Muchos se valen de este argumento —de que las mujeres
tienen dones— para defender la predicación pública de las mujeres. La idea de
una mujer que predica al mundo era algo inaudito, y en ese entonces ni siquiera
se contemplaba. No cabe suponer que la mujer hubiese olvidado tan completamente
la propiedad de la naturaleza. En cuanto a las mujeres de las que aquí se
habla, podrían haber argüido —y yo supongo que así lo hicieron— de la siguiente
forma: «Si afuera no podemos predicar, seguramente podríamos hablar en un lugar
santo como es la asamblea. Aquí los hombres no nos mal interpretarán, ni
atribuirán nuestra actuación a una falta de decoro.»
En efecto, si había tan sólo un lugar donde las mujeres hubieran podido hablar,
ese lugar seguramente habría sido la asamblea. Pero allí precisamente está prohibido hablar. Las mujeres no debían
hablar en público, pues se está hablando, en todo el capítulo, de hablar en público. En las asambleas
de los santos, precisamente allí,
estaba prohibido que la mujer hable. La iglesia no es un club donde se hace lo
que le place a la mayoría, sino que es la “casa de Dios” (1.ª Timoteo 3:15).
CALLAR (SIGAO)
”Las mujeres callen en las
congregaciones”
Esta expresión es equivalente a la de los versículo
precedentes (28 y 30):
”Y si no hay intérprete, calle en la iglesia”. “cállese
el primero”
¿Qué puede significar “calle en la iglesia”? ¿Dejar de parlotear? Esto es romper el contexto
en que se está empleando el término “hablar” y “callar” en este capítulo. La
misma palabra griega para “callar” (SIGAO) se usa en ambos versículos. Y el
contexto es más que claro para determinar que “callar” significa permanecer en silencio. A las mujeres, y
a los que hablaban en lengua sin intérprete, se les manda a guardar silencio en la iglesia lo mismo
que a los que profetizan por turno y le era revelado algo a otro: el que
hablaba debía entonces “CALLAR”. No cabe, pues, la menor duda cuando Pablo usa
las expresiones:
”no hablar” y “callar”
v. 28: ”Si no hay intérprete, CALLE en la iglesia” y
“hable para sí mismo y para Dios”
v. 29: ”Los profetas HABLEN dos o tres”
v. 30: ”CÁLLESE el primero”
v. 34: ”Las mujeres CALLEN en las iglesias”; ”no les está permitido HABLAR”

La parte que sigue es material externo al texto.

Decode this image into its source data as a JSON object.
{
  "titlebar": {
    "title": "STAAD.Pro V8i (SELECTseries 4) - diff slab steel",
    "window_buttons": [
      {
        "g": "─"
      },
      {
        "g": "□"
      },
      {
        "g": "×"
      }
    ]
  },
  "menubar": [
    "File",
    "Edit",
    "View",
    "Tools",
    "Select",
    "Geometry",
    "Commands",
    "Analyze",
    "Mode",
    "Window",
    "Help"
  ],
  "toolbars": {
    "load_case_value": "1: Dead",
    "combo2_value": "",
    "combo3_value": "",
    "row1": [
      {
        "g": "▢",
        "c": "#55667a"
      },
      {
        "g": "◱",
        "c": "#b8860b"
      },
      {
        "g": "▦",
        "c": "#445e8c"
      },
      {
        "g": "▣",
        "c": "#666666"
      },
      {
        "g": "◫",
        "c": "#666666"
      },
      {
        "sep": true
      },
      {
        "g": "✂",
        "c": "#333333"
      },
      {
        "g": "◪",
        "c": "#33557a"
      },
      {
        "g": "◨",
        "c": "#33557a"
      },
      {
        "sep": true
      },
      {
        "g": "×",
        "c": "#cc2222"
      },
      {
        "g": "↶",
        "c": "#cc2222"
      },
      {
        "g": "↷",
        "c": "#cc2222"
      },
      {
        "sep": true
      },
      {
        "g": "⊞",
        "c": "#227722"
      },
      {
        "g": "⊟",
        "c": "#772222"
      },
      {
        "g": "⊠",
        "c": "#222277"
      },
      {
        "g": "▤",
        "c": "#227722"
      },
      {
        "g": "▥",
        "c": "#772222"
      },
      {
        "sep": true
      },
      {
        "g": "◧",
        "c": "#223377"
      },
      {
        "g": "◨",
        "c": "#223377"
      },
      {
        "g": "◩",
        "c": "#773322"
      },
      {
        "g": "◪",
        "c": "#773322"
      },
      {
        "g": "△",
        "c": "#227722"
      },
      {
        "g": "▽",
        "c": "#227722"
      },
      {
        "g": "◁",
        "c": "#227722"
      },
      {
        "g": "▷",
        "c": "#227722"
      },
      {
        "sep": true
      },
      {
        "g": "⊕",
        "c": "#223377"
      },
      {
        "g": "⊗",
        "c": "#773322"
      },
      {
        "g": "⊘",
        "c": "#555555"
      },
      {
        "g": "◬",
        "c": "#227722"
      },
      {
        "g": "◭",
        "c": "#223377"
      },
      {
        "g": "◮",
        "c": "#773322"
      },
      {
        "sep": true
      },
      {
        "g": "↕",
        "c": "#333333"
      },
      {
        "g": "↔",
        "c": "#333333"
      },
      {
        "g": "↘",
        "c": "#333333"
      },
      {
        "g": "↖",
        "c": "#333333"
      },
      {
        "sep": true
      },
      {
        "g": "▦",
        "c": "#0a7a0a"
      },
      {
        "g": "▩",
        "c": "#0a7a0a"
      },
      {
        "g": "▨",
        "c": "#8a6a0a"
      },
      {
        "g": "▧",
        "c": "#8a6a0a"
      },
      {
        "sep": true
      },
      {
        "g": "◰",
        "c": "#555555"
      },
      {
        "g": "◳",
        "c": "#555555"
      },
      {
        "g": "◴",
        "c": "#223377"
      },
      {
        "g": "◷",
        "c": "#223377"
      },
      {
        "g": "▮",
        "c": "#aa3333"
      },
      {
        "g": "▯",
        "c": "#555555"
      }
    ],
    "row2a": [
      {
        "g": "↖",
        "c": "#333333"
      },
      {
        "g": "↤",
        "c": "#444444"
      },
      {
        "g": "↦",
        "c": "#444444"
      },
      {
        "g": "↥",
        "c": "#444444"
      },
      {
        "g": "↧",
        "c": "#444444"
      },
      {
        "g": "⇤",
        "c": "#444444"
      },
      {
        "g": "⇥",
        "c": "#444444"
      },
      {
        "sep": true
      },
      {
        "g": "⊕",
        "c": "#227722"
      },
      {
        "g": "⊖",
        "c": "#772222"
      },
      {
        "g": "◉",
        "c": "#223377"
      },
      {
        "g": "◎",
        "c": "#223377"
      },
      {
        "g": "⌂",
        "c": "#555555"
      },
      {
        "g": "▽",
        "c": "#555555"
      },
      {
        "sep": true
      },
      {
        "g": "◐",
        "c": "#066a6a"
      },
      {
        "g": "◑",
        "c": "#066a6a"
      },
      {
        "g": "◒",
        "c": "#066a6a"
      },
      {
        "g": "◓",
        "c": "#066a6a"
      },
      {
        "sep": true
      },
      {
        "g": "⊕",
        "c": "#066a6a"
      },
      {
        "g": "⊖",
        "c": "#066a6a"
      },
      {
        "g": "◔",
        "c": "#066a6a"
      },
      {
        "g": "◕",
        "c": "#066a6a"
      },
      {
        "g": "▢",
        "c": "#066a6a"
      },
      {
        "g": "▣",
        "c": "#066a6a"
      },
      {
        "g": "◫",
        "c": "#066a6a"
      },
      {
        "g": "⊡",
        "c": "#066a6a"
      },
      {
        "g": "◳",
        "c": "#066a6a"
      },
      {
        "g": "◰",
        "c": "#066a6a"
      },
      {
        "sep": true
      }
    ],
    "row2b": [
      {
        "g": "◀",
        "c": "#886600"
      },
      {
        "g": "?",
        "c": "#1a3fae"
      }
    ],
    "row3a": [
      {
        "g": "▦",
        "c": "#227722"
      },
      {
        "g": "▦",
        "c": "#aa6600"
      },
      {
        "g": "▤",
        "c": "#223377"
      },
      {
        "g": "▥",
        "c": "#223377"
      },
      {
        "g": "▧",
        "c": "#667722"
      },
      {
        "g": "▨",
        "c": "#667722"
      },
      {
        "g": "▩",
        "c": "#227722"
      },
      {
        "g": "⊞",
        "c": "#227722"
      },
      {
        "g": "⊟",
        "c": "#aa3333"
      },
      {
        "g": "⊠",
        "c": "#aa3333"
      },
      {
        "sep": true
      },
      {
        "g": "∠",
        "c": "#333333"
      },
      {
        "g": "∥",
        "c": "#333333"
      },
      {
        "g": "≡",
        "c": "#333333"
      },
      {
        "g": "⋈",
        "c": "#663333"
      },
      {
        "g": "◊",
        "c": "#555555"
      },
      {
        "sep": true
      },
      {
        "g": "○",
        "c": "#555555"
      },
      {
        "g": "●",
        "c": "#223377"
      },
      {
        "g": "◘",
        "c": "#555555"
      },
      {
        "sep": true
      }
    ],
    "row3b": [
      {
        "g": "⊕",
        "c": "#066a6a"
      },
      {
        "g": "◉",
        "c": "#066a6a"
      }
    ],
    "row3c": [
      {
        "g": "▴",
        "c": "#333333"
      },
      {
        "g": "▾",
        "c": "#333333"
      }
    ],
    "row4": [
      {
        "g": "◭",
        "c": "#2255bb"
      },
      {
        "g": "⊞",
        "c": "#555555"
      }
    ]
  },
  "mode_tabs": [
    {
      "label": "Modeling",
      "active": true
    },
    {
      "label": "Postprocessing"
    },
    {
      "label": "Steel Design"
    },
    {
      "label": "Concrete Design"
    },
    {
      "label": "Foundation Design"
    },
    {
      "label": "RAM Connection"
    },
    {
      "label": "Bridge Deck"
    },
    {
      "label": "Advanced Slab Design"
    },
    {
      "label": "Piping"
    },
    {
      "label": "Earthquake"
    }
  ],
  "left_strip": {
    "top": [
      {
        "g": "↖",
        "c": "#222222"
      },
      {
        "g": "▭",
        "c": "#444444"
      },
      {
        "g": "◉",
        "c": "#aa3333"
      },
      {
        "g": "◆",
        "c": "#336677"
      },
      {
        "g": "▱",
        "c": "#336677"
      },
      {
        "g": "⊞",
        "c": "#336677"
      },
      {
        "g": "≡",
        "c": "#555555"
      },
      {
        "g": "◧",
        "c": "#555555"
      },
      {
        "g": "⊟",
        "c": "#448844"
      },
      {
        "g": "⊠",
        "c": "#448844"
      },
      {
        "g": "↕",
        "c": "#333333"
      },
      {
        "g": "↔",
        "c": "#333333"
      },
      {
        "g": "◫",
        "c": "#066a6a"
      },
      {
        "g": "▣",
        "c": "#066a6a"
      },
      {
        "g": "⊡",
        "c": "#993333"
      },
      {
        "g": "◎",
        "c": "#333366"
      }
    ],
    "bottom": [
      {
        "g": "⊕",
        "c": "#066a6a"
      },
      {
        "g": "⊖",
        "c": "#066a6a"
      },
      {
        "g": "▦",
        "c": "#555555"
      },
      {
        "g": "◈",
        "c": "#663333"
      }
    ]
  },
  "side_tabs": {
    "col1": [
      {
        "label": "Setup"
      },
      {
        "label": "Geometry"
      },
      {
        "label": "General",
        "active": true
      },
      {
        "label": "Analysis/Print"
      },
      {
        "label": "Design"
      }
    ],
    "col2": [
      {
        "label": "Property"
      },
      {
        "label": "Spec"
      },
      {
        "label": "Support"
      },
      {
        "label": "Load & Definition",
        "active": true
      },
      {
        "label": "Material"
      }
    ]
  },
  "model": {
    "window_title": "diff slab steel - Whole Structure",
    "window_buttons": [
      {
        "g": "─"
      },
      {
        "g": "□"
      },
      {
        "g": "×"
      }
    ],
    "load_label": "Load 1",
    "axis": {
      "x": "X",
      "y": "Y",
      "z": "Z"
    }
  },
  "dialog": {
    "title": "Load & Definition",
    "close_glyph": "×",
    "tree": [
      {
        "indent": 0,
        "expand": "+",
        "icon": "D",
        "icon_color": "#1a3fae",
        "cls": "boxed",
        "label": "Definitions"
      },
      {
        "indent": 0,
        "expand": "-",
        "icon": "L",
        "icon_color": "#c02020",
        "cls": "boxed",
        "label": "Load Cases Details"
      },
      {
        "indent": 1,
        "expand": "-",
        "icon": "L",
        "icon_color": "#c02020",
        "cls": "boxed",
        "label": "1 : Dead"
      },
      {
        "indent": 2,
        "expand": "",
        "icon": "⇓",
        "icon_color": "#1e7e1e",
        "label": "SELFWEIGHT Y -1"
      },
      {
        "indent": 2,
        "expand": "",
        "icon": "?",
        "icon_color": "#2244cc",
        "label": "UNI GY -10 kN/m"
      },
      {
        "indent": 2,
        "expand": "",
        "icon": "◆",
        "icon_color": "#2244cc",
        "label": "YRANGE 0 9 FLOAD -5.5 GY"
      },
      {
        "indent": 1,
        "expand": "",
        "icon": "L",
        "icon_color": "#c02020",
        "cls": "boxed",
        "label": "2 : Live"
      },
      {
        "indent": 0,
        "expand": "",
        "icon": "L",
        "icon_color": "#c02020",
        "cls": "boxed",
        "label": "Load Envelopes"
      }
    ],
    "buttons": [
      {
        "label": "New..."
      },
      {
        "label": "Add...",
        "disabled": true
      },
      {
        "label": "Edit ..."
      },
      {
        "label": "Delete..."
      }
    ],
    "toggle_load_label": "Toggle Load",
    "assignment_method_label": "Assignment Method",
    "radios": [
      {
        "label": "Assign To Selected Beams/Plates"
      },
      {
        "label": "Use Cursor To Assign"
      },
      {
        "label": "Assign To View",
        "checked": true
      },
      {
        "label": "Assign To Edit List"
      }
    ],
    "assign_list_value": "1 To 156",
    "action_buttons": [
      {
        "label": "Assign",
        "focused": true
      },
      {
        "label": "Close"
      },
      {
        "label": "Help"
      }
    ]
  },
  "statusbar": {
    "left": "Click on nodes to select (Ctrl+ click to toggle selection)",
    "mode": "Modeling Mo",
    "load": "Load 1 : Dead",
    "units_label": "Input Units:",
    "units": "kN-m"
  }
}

v. 35: ”Es indecoroso para una mujer HABLAR en la asamblea”
El uso
contextual de las expresiones “CALLAR” y “HABLAR” en la iglesia
determina el significado de estas expresiones, y evita que se forcejee o, peor
aún, se pervierta la Escritura. La regla hermenéutica del contexto, no sólo
fija con precisión el significado exacto de estas palabras, sino que preserva,
también, la Escritura de maliciosos manipuleos.
”En las iglesias”
Esto es, no solamente en la asamblea local de Corinto. El
plural es importante, pues él determina la normativa
universal del silencio de la mujer en
todas las iglesias cristianas, y hace de la norma algo que es ajeno a toda cuestión local. Si no
Pablo hubiera dicho: «En vuestra particular asamblea de Corinto» (algunos hasta
han conjeturado de que las mujeres allí eran maleducadas y gritonas[¡!]).
v. 35
”Y si quieren aprender algo, pregunten en casa a sus
maridos; porque es indecoroso que una mujer hable en la congregación.”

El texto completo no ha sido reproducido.